Ce mercredi 27 mars au théâtre de l’Oiseau-Mouche de Roubaix, on entendrait une mouche voler. La salle est pleine mais le silence est de mise alors que Martyre, un spectacle signé Malika Djardi s’apprête à commencer.
L’artiste nous plonge d’ores et déjà dans le décor : méticuleusement, elle décrit l’EHPAD où réside sa mère atteinte de la maladie d’Alzheimer. Tout le long de la représentation, Malika s’attachera à raconter le cas singulier de sa maman, Marie-Bernadette Philippon pour qui la perte de mémoire a permis de faire émerger un nouveau moyen d’expression : celui du corps. Sa fille le dit : “Chez elle, il reste sa danse”.
RACONTER LA MALADIE D'ALZHEIMER À TRAVERS LA DANSE
Seule sur scène, Malika se met à nue ; elle danse, parle, fredonne, rit, court, chante, et nous, nous l’écoutons. La danseuse nous ouvre la porte de sa vie privée, ses angoisses, ses réflexions et sa faiblesse : sa maman. « Je sais jamais comment je vais te trouver, j’veux dire dans quel état physique et mental, et ça fait partie de la maladie ». De la prise de conscience d’un problème de mémoire chez sa mère à l’acceptation de la maladie en passant par le récit d’anecdotes cocasses, la jeune femme raconte à travers sa voix et son corps le processus que les deux femmes ont traversé ensemble.

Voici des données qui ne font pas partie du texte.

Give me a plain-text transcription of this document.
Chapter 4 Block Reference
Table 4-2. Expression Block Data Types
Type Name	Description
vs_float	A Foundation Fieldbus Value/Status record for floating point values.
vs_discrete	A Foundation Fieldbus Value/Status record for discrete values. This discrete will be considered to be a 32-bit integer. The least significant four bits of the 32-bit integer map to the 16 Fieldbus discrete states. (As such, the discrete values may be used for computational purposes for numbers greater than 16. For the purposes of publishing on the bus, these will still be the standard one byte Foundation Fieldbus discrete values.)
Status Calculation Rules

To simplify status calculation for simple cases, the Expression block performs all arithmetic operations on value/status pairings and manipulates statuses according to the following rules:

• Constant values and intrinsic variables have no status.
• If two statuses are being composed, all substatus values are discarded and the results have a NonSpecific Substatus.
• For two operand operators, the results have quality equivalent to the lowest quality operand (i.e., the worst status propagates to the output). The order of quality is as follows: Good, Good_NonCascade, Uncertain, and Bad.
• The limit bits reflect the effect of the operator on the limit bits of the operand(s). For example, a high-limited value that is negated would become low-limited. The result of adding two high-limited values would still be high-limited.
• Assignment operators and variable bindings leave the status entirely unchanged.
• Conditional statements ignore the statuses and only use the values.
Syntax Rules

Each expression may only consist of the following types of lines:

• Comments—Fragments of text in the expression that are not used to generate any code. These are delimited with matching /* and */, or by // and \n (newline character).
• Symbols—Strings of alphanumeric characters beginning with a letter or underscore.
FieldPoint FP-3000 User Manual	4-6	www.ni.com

Derrière Malika, des vidéos de Marie-Bernadette au restaurant, dans un parc ou dans sa chambre, sont projetées sur une toile blanche. Sur chaque séquence, sa maman paraît absente, échappée dans son monde ; celui de la danse. Elle laisse ses mains, ses bras et son buste tanguer au rythme d’une mélodie qu’elle seule peut entendre. Dans la tête de Marie-Bernadette, même les sons les plus banaux de la vie quotidienne forment une symphonie qui la pousse à rester active.
UN SPECTACLE HÉTÉROCLITE
Ce spectacle, réalisé sous l’égide de Julien Perrin, est par essence hétéroclite. Alliant des styles de danse contemporain, classique voire hip-hop, Malika Djardi rend un précieux hommage à sa maman en mobilisant des sens pluriels ; la vue ou l’ouïe. La création musicale de Joseph Schiano Di Lombo qui accompagne ce spectacle poursuit l’éclectisme engagé de Malika : de Schubert à Dr. Dre, en passant par Véronique Sanson et Rihanna : la musique offre un panel riche de sonorités qui fusionnent subtilement avec la chorégraphie. Ce spectacle est une déclaration d’amour : d’une fille envers sa mère, d’une jeune femme envers les aînées. C’est aussi une ode à l’acceptation de la différence, un message d’espoir qui pousse à ne jamais se laisser aller et à repousser constamment ses limites, même lorsqu’elles semblent infranchissables.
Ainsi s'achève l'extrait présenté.